Als sie nur wenig später durch das breite Tor von Shangdou ritten, ging gerade die Sonne auf. Sie erhob sich über den Horizont als blutroter Ball und übergoss den Himmel mit Purpur, während über ihren Köpfen noch die Sterne funkelten. Beatrice suchte den Himmel ab, in der Hoffnung, etwas zu entdecken, das sie als gutes Omen werten könnte. Aber das Auge, jenes seltsame und doch so tröstliche Sternbild, war nirgendwo zu sehen.

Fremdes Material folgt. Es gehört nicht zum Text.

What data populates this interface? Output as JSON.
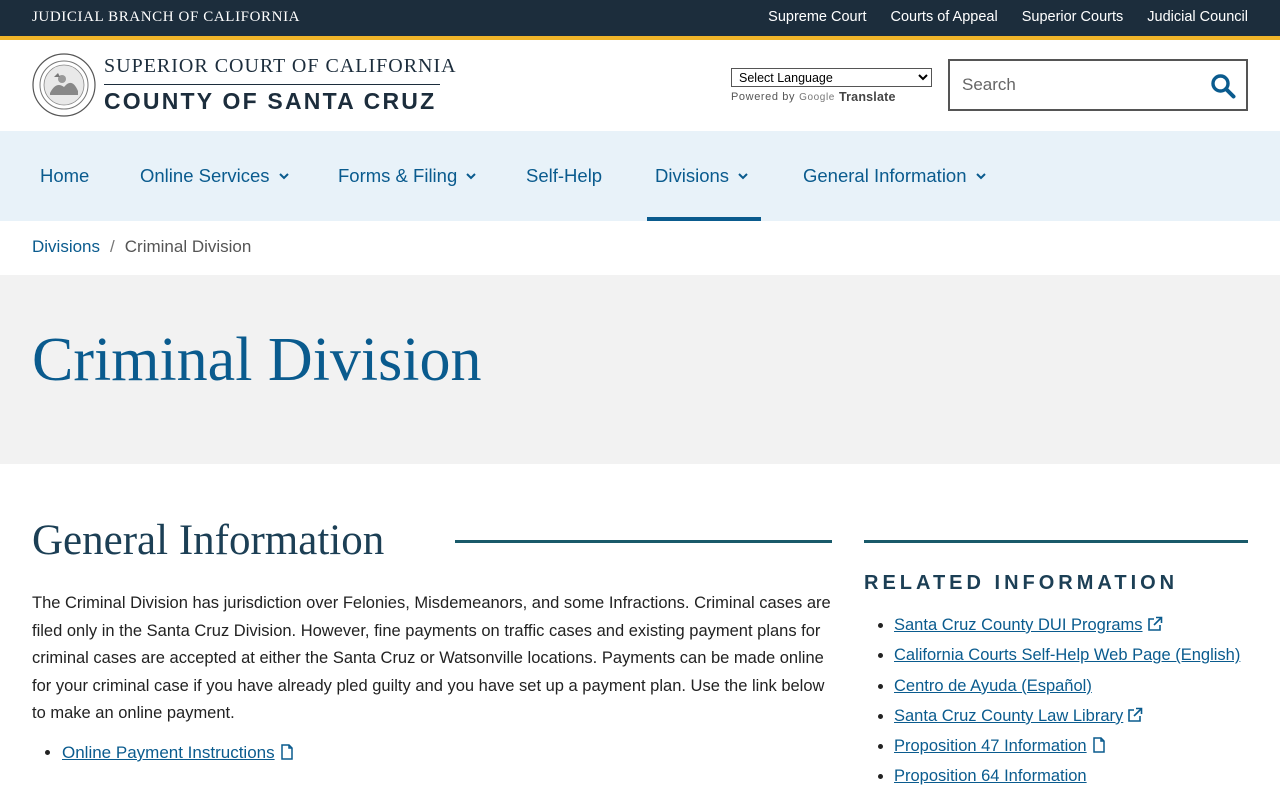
{
  "topbar": {
    "branch": "JUDICIAL BRANCH OF CALIFORNIA",
    "links": [
      "Supreme Court",
      "Courts of Appeal",
      "Superior Courts",
      "Judicial Council"
    ]
  },
  "header": {
    "court_line1": "SUPERIOR COURT OF CALIFORNIA",
    "court_line2": "COUNTY OF SANTA CRUZ",
    "language_select": "Select Language",
    "powered_by": "Powered by",
    "google": "Google",
    "translate": "Translate",
    "search_placeholder": "Search"
  },
  "nav": {
    "items": [
      {
        "label": "Home"
      },
      {
        "label": "Online Services"
      },
      {
        "label": "Forms & Filing"
      },
      {
        "label": "Self-Help"
      },
      {
        "label": "Divisions"
      },
      {
        "label": "General Information"
      }
    ],
    "active": "Divisions"
  },
  "breadcrumb": {
    "parent": "Divisions",
    "separator": "/",
    "current": "Criminal Division"
  },
  "page_title": "Criminal Division",
  "main": {
    "section_title": "General Information",
    "body": "The Criminal Division has jurisdiction over Felonies, Misdemeanors, and some Infractions. Criminal cases are filed only in the Santa Cruz Division. However, fine payments on traffic cases and existing payment plans for criminal cases are accepted at either the Santa Cruz or Watsonville locations. Payments can be made online for your criminal case if you have already pled guilty and you have set up a payment plan. Use the link below to make an online payment.",
    "links": [
      "Online Payment Instructions"
    ]
  },
  "sidebar": {
    "title": "RELATED INFORMATION",
    "links": [
      "Santa Cruz County DUI Programs",
      "California Courts Self-Help Web Page (English)",
      "Centro de Ayuda (Español)",
      "Santa Cruz County Law Library",
      "Proposition 47 Information",
      "Proposition 64 Information"
    ]
  },
  "colors": {
    "topbar": "#1c2d3c",
    "accent_stripe": "#f0b429",
    "link": "#0a5b8e",
    "nav_bg": "#e8f2f9",
    "hero_bg": "#f2f2f2"
  }
}
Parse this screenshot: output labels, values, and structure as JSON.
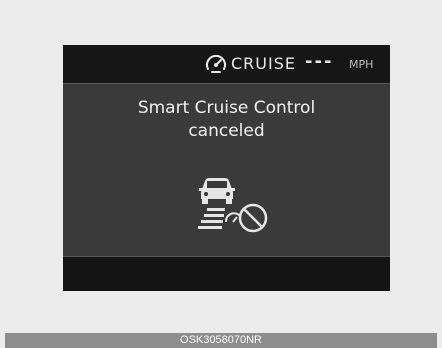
{
  "status_bar": {
    "cruise_icon": "cruise-gauge-icon",
    "cruise_label": "CRUISE",
    "set_speed": "---",
    "unit": "MPH"
  },
  "message": {
    "line1": "Smart Cruise Control",
    "line2": "canceled"
  },
  "warning_icon": "scc-canceled-icon",
  "caption": "OSK3058070NR",
  "colors": {
    "screen_bg": "#3a3a3a",
    "bar_bg": "#161616",
    "text": "#f2f2f2",
    "page_bg": "#ececec",
    "caption_bg": "#8d8d8d"
  }
}
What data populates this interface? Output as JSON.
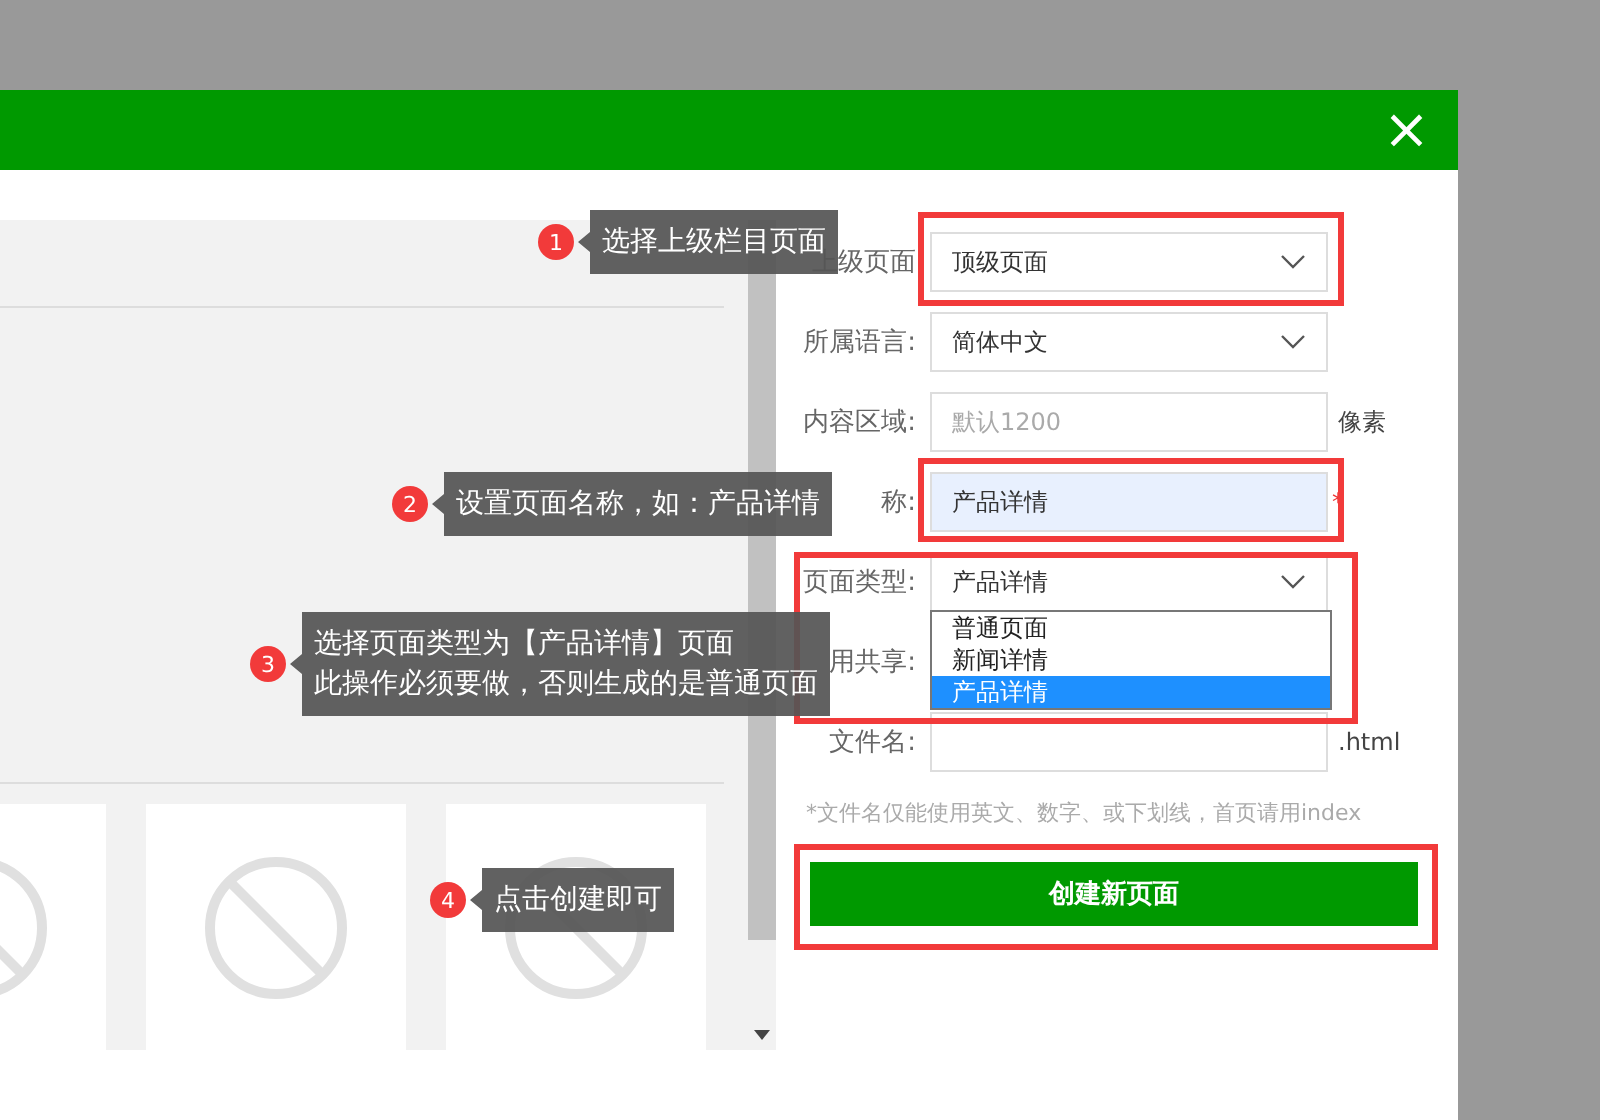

Der eisig kalte Wind wehte Beatrice ins Gesicht und ließ sie trotz des warmen Fellmantels und der Pelzmütze frösteln.
Ich wusste gar nicht, wie sehr ich das vermisst habe, dachte Beatrice. Sie klopfte der zierlichen Fuchsstute den glatten Hals und atmete mit geschlossenen Augen den Duft des Tiers ein. Sie genoss es, nach langer Zeit wieder einmal auf einem Pferderücken zu sitzen.
Es war ein seltsames, ungewohntes und zugleich vertrautes Gefühl. Früher, während ihrer Schulzeit, war Beatrice leidenschaftliche Reiterin gewesen. Jede freie Minute, jedes Wochenende und einen Großteil der Ferien hatte sie im Pferdestall verbracht. Mittlerweile war ihr letzter Ritt jedoch mindestens sechs Jahre her – eben genauso lang, wie sie als Chirurgin arbeitete. Aber woran lag das? Daran, dass ihr das Reiten keinen Spaß mehr machte, bestimmt nicht, das merkte sie jetzt. Ihre Lebensumstände waren schuld daran. An normalen Arbeitstagen fehlte ihr einfach die Zeit und die Kraft. Und an den freien Tagen und Wochenenden zwischen den Diensten war sie meistens damit beschäftigt, ihren Haushalt wieder auf Vordermann zu bringen, Kontakte zu Freunden zu pflegen oder einfach nur versäumten Schlaf nachzuholen.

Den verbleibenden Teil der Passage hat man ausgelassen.